X
Home & Office

VoIP tipped to drive down mobile prices

Gartner predicts that corporate adoption of Internet telephony services such as Skype will force mobile operators to offer cheaper services
Written by Dan Ilett, Contributor

Mobile phone service providers are coming under increasing pressure to cut prices as free Internet telephone services start to become widely used, experts said on Monday.

The growing uptake of Skype, a voice-over IP telephone service that can run on a smartphone as well as on a PC, is forcing mobile providers to reconsider their pricing plans, according to analyst Gartner.

"It could well drive some of the prices down," said Steve Blood, a research vice-president for Gartner. "We are seeing companies recommend their users to use Skype for long distance calls."
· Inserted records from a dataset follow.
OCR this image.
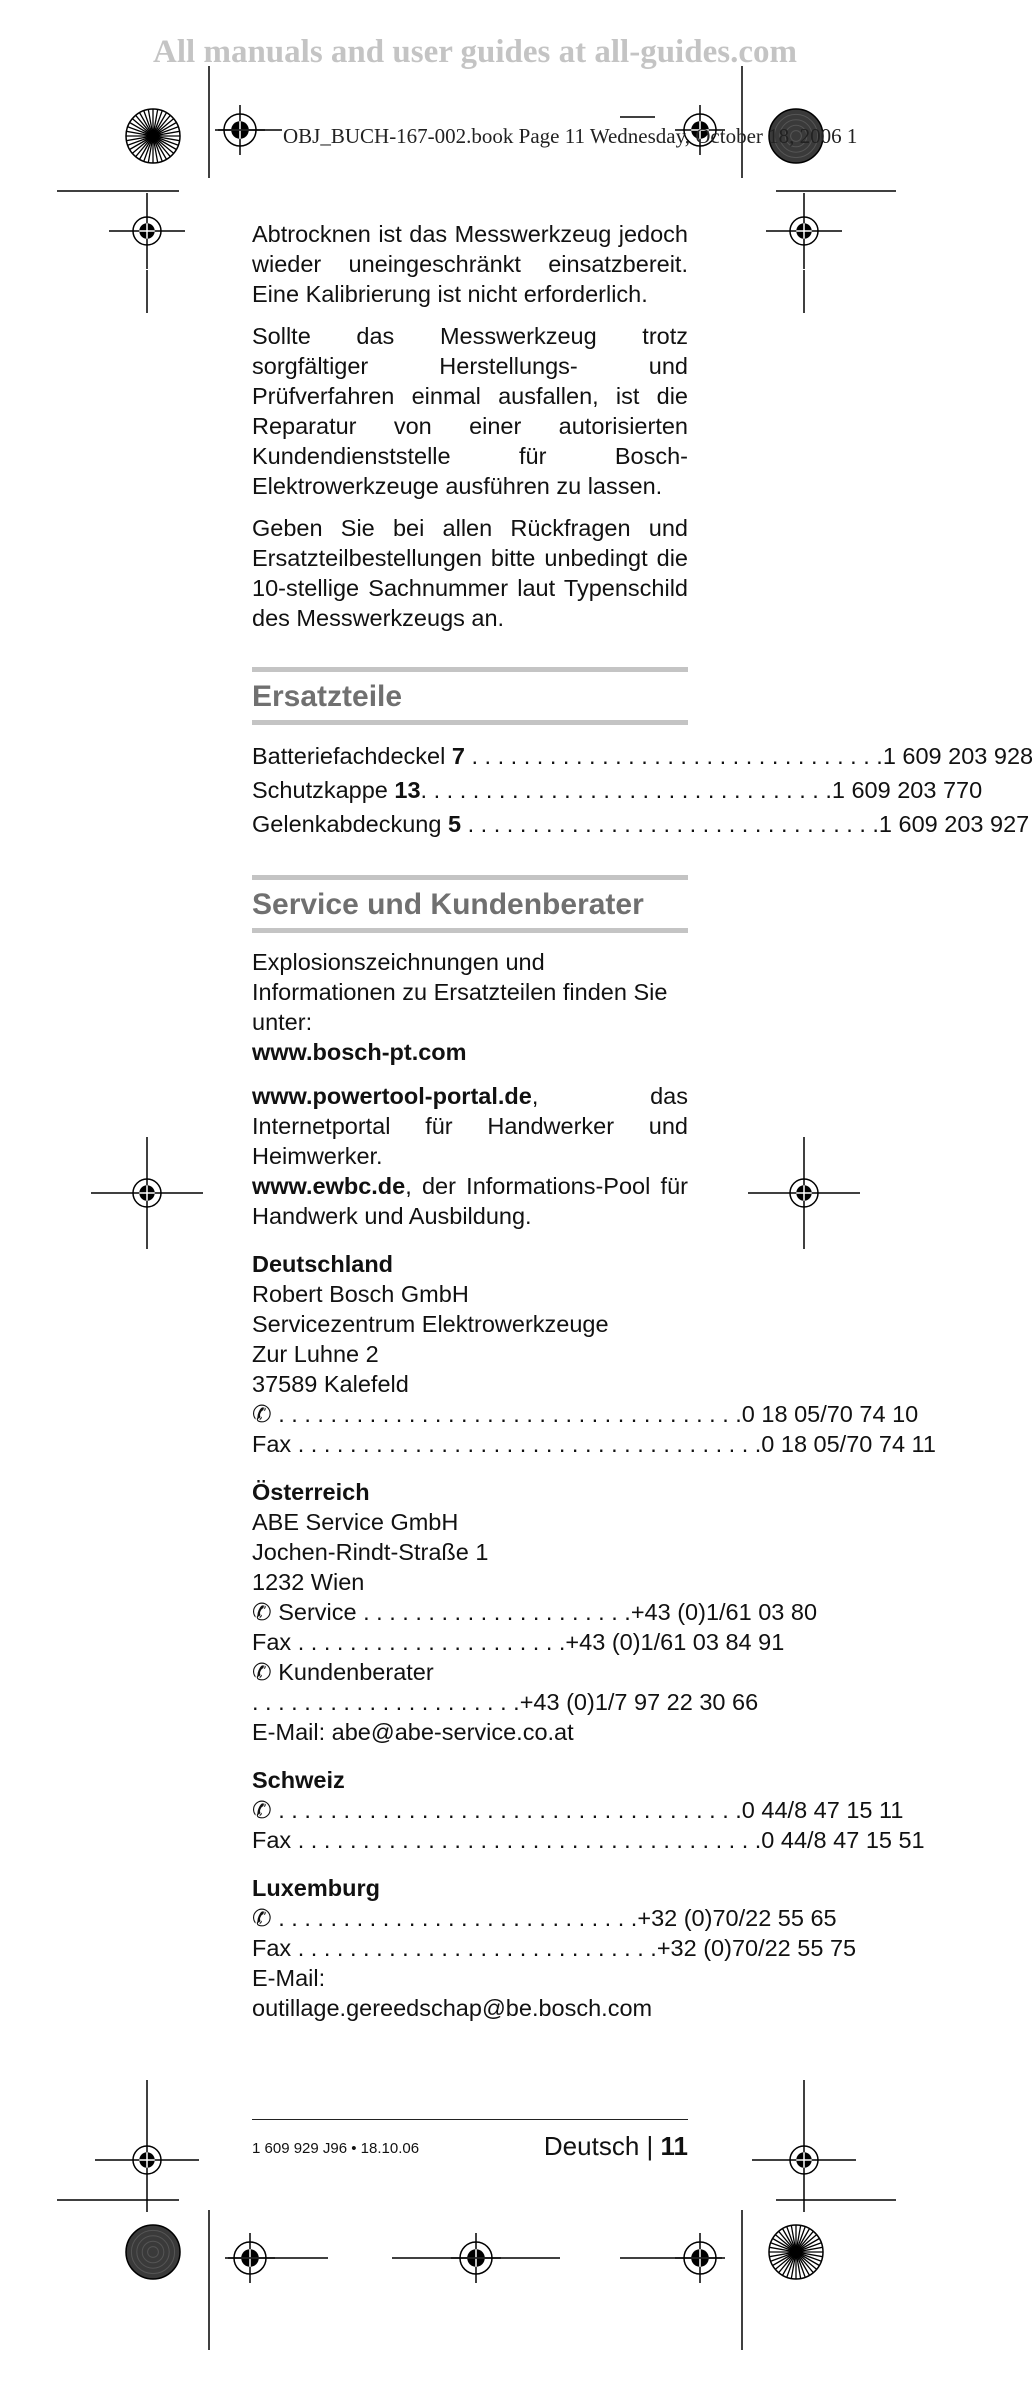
All manuals and user guides at all-guides.com
OBJ_BUCH-167-002.book Page 11 Wednesday, October 18, 2006 1

Abtrocknen ist das Messwerkzeug jedoch wieder uneingeschränkt einsatzbereit. Eine Kalibrierung ist nicht erforderlich.

Sollte das Messwerkzeug trotz sorgfältiger Herstellungs- und Prüfverfahren einmal ausfallen, ist die Reparatur von einer autorisierten Kundendienststelle für Bosch-Elektrowerkzeuge ausführen zu lassen.

Geben Sie bei allen Rückfragen und Ersatzteilbestellungen bitte unbedingt die 10-stellige Sachnummer laut Typenschild des Messwerkzeugs an.

Ersatzteile
Batteriefachdeckel
7 . . . . . . . . . . . . . . . . . . . . . . . . . . . . . . . . 1 609 203 928
Schutzkappe
13 . . . . . . . . . . . . . . . . . . . . . . . . . . . . . . . . 1 609 203 770
Gelenkabdeckung
5 . . . . . . . . . . . . . . . . . . . . . . . . . . . . . . . . 1 609 203 927
Service und Kundenberater

Explosionszeichnungen und Informationen zu Ersatzteilen finden Sie unter:
www.bosch-pt.com

www.powertool-portal.de, das Internetportal für Handwerker und Heimwerker.
www.ewbc.de, der Informations-Pool für Handwerk und Ausbildung.

Deutschland
Robert Bosch GmbH
Servicezentrum Elektrowerkzeuge
Zur Luhne 2
37589 Kalefeld
✆ . . . . . . . . . . . . . . . . . . . . . . . . . . . . . . . . . . . . 0 18 05/70 74 10
Fax . . . . . . . . . . . . . . . . . . . . . . . . . . . . . . . . . . . . 0 18 05/70 74 11
Österreich
ABE Service GmbH
Jochen-Rindt-Straße 1
1232 Wien
✆ Service . . . . . . . . . . . . . . . . . . . . . +43 (0)1/61 03 80
Fax . . . . . . . . . . . . . . . . . . . . . +43 (0)1/61 03 84 91
✆ Kundenberater
. . . . . . . . . . . . . . . . . . . . . +43 (0)1/7 97 22 30 66
E-Mail: abe@abe-service.co.at
Schweiz
✆ . . . . . . . . . . . . . . . . . . . . . . . . . . . . . . . . . . . . 0 44/8 47 15 11
Fax . . . . . . . . . . . . . . . . . . . . . . . . . . . . . . . . . . . . 0 44/8 47 15 51
Luxemburg
✆ . . . . . . . . . . . . . . . . . . . . . . . . . . . . +32 (0)70/22 55 65
Fax . . . . . . . . . . . . . . . . . . . . . . . . . . . . +32 (0)70/22 55 75
E-Mail:
outillage.gereedschap@be.bosch.com
1 609 929 J96 • 18.10.06	Deutsch | 11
Skype claims more than its application has been downloaded 100 million times to date. But Gartner claimed that Skype's free service sometimes failed to provide consistent standards.
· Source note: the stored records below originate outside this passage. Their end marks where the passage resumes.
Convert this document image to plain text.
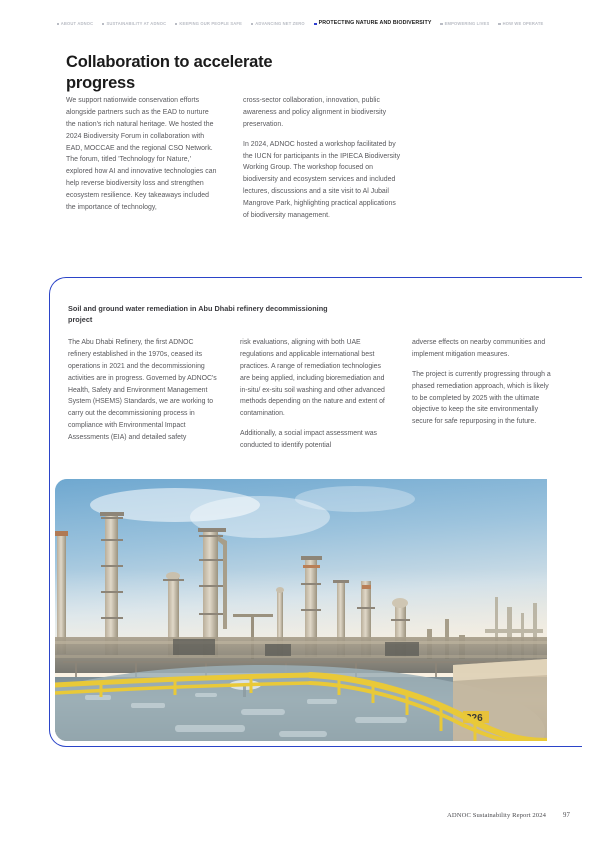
ABOUT ADNOC	SUSTAINABILITY AT ADNOC	KEEPING OUR PEOPLE SAFE	ADVANCING NET ZERO	PROTECTING NATURE AND BIODIVERSITY	EMPOWERING LIVES	HOW WE OPERATE
Collaboration to accelerate progress

We support nationwide conservation efforts alongside partners such as the EAD to nurture the nation's rich natural heritage. We hosted the 2024 Biodiversity Forum in collaboration with EAD, MOCCAE and the regional CSO Network. The forum, titled 'Technology for Nature,' explored how AI and innovative technologies can help reverse biodiversity loss and strengthen ecosystem resilience. Key takeaways included the importance of technology,

cross-sector collaboration, innovation, public awareness and policy alignment in biodiversity preservation.

In 2024, ADNOC hosted a workshop facilitated by the IUCN for participants in the IPIECA Biodiversity Working Group. The workshop focused on biodiversity and ecosystem services and included lectures, discussions and a site visit to Al Jubail Mangrove Park, highlighting practical applications of biodiversity management.

Soil and ground water remediation in Abu Dhabi refinery decommissioning project

The Abu Dhabi Refinery, the first ADNOC refinery established in the 1970s, ceased its operations in 2021 and the decommissioning activities are in progress. Governed by ADNOC's Health, Safety and Environment Management System (HSEMS) Standards, we are working to carry out the decommissioning process in compliance with Environmental Impact Assessments (EIA) and detailed safety

risk evaluations, aligning with both UAE regulations and applicable international best practices. A range of remediation technologies are being applied, including bioremediation and in-situ/ ex-situ soil washing and other advanced methods depending on the nature and extent of contamination.

Additionally, a social impact assessment was conducted to identify potential

adverse effects on nearby communities and implement mitigation measures.

The project is currently progressing through a phased remediation approach, which is likely to be completed by 2025 with the ultimate objective to keep the site environmentally secure for safe repurposing in the future.

226
ADNOC Sustainability Report 2024	97
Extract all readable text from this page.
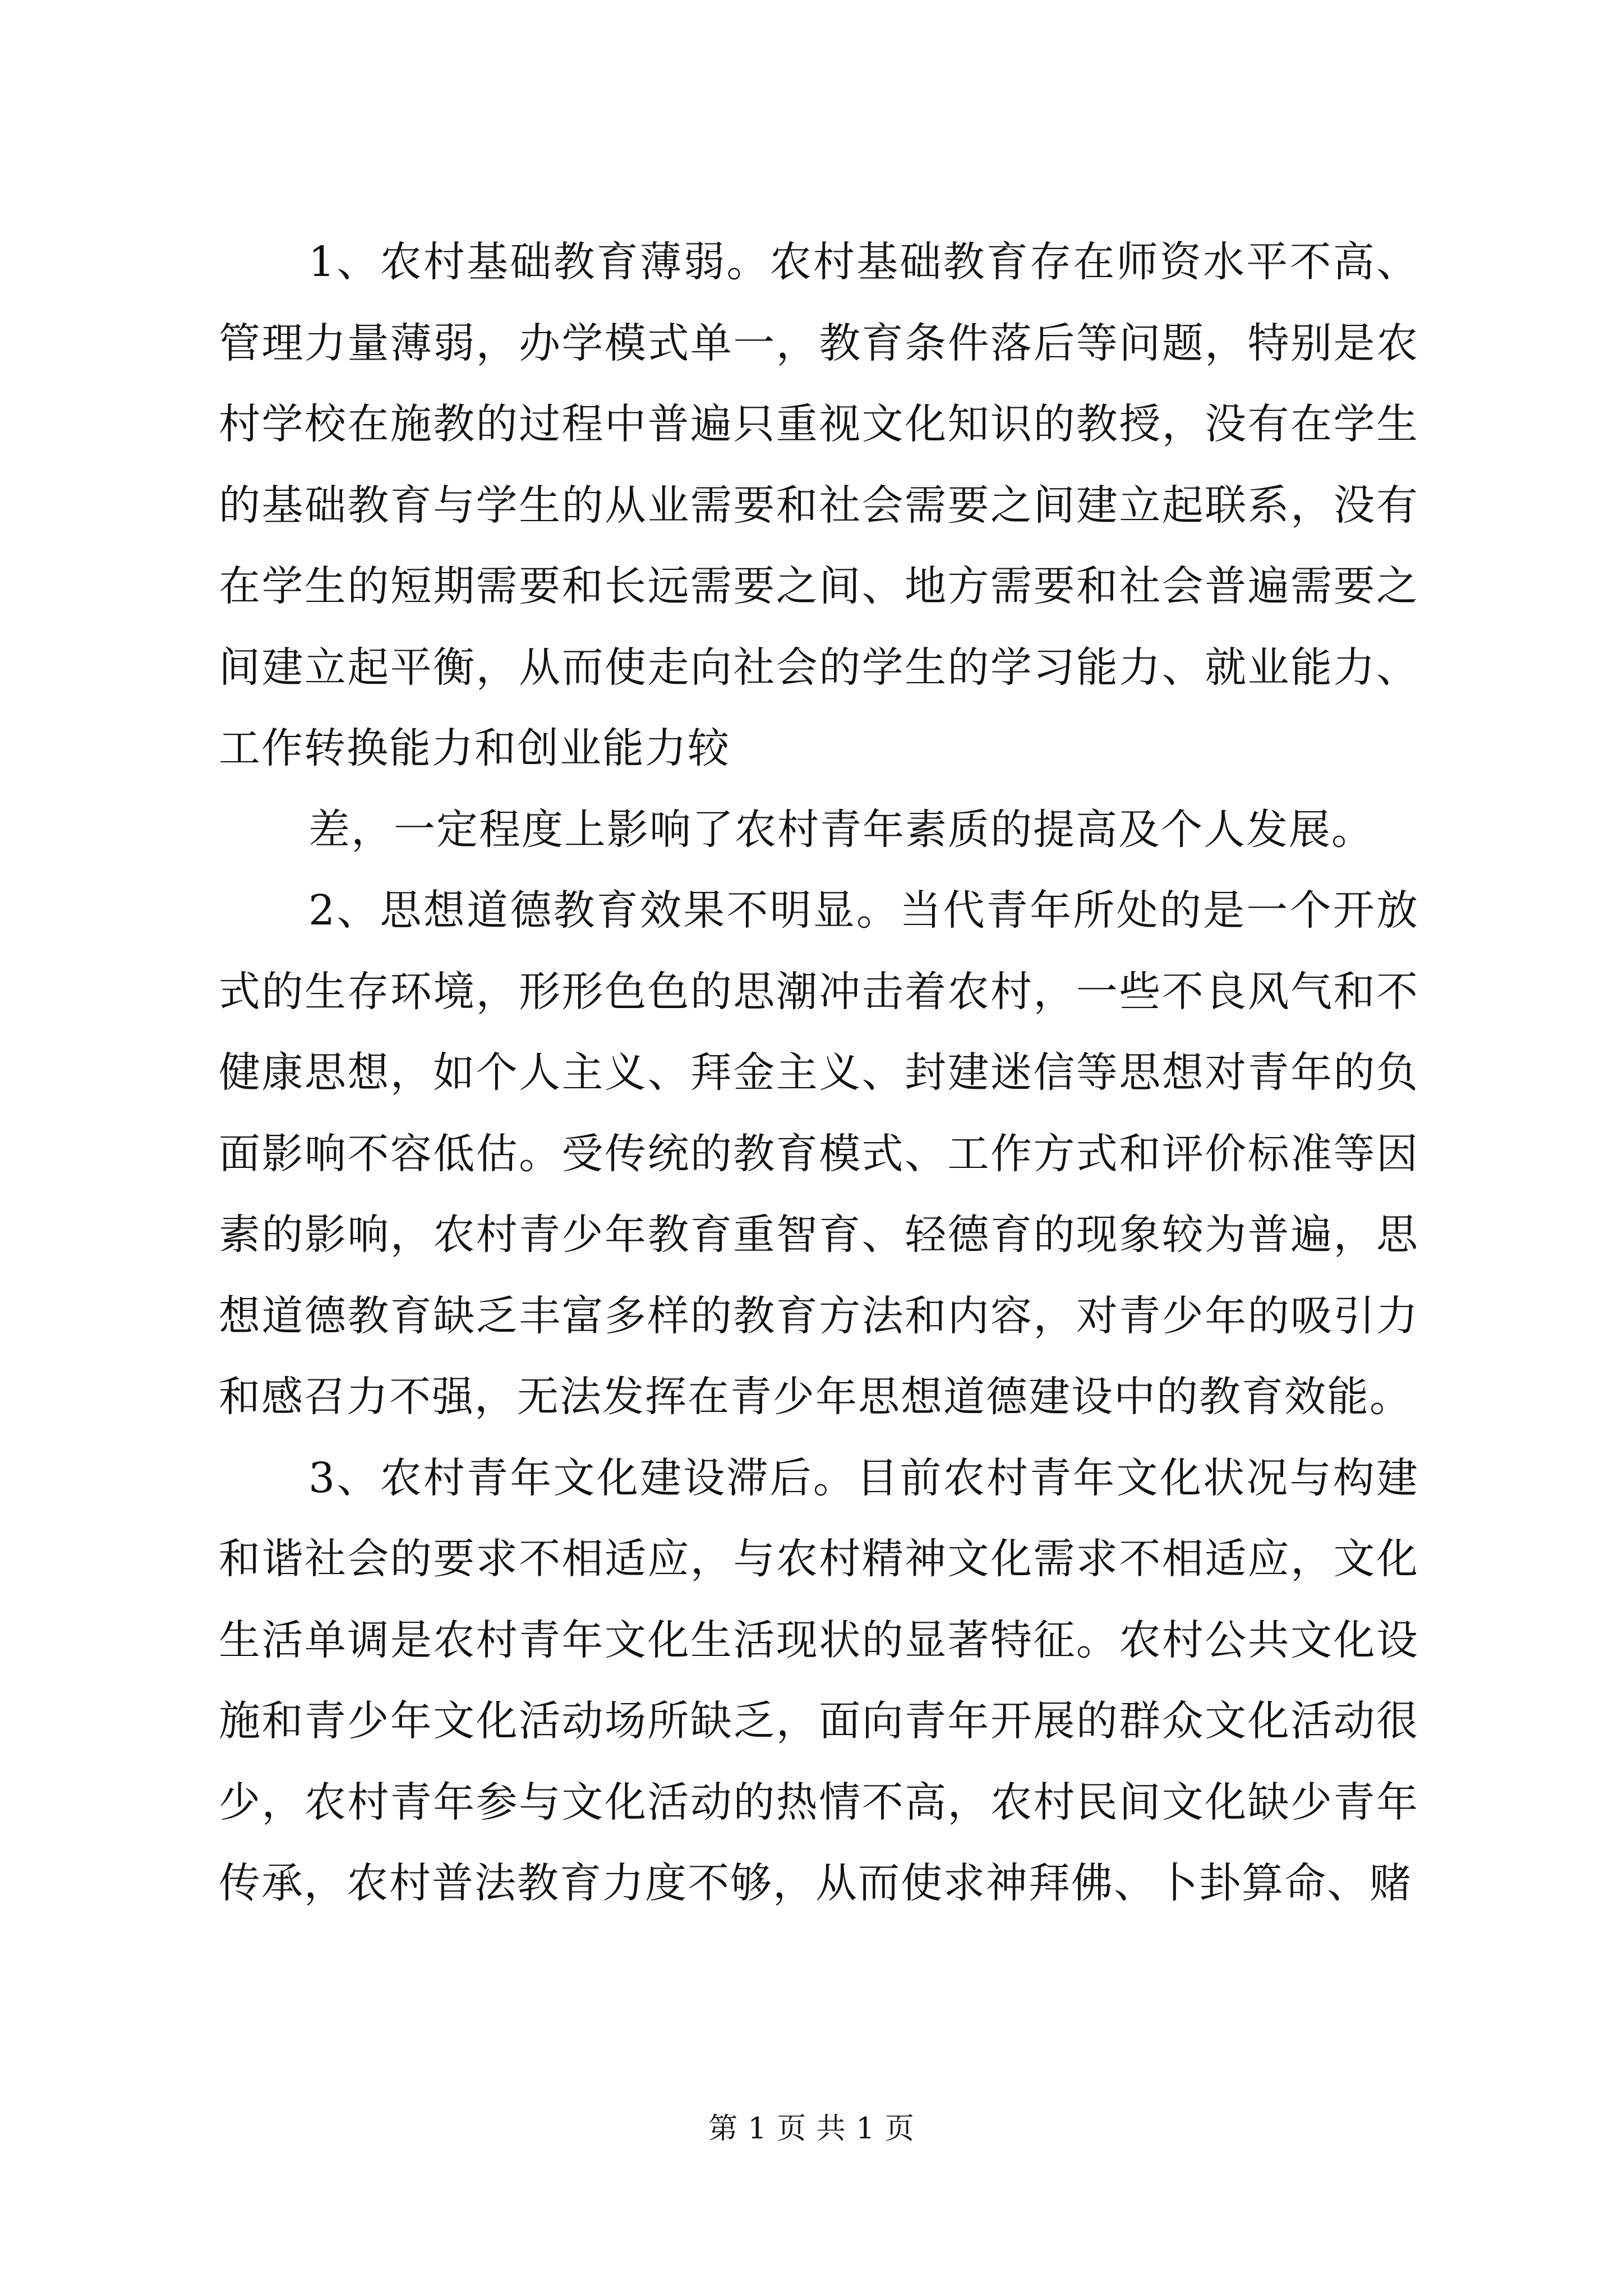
1、农村基础教育薄弱。农村基础教育存在师资水平不高、管理力量薄弱，办学模式单一，教育条件落后等问题，特别是农村学校在施教的过程中普遍只重视文化知识的教授，没有在学生的基础教育与学生的从业需要和社会需要之间建立起联系，没有在学生的短期需要和长远需要之间、地方需要和社会普遍需要之间建立起平衡，从而使走向社会的学生的学习能力、就业能力、工作转换能力和创业能力较

差，一定程度上影响了农村青年素质的提高及个人发展。

2、思想道德教育效果不明显。当代青年所处的是一个开放式的生存环境，形形色色的思潮冲击着农村，一些不良风气和不健康思想，如个人主义、拜金主义、封建迷信等思想对青年的负面影响不容低估。受传统的教育模式、工作方式和评价标准等因素的影响，农村青少年教育重智育、轻德育的现象较为普遍，思想道德教育缺乏丰富多样的教育方法和内容，对青少年的吸引力和感召力不强，无法发挥在青少年思想道德建设中的教育效能。

3、农村青年文化建设滞后。目前农村青年文化状况与构建和谐社会的要求不相适应，与农村精神文化需求不相适应，文化生活单调是农村青年文化生活现状的显著特征。农村公共文化设施和青少年文化活动场所缺乏，面向青年开展的群众文化活动很少，农村青年参与文化活动的热情不高，农村民间文化缺少青年传承，农村普法教育力度不够，从而使求神拜佛、卜卦算命、赌

第 1 页 共 1 页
"Skype, as an opportunity, is very good," said Nick Jones, another Gartner research vice-president. "But it doesn't give quality of service and that may be a problem."

Speaking at Gartner's Wireless and Mobile Summit, the analysts said that Skype was running into problems when billing people for chargeable services — such as SkypeOut, which allows calls to landlines and mobiles. Some Skype users have complained of problems with payment processing.

But one speaker argued he liked to use Skype because it cut his mobile phone bill by 90 percent.

"My mobile phone bill has dropped from $500 a month to $50," said Peter Cochrane, a futurologist at ConceptLabs. "But you get two modes — brilliant and crap. I pay for Wi-Fi because I then get free phone calls, but network providers do not like this view."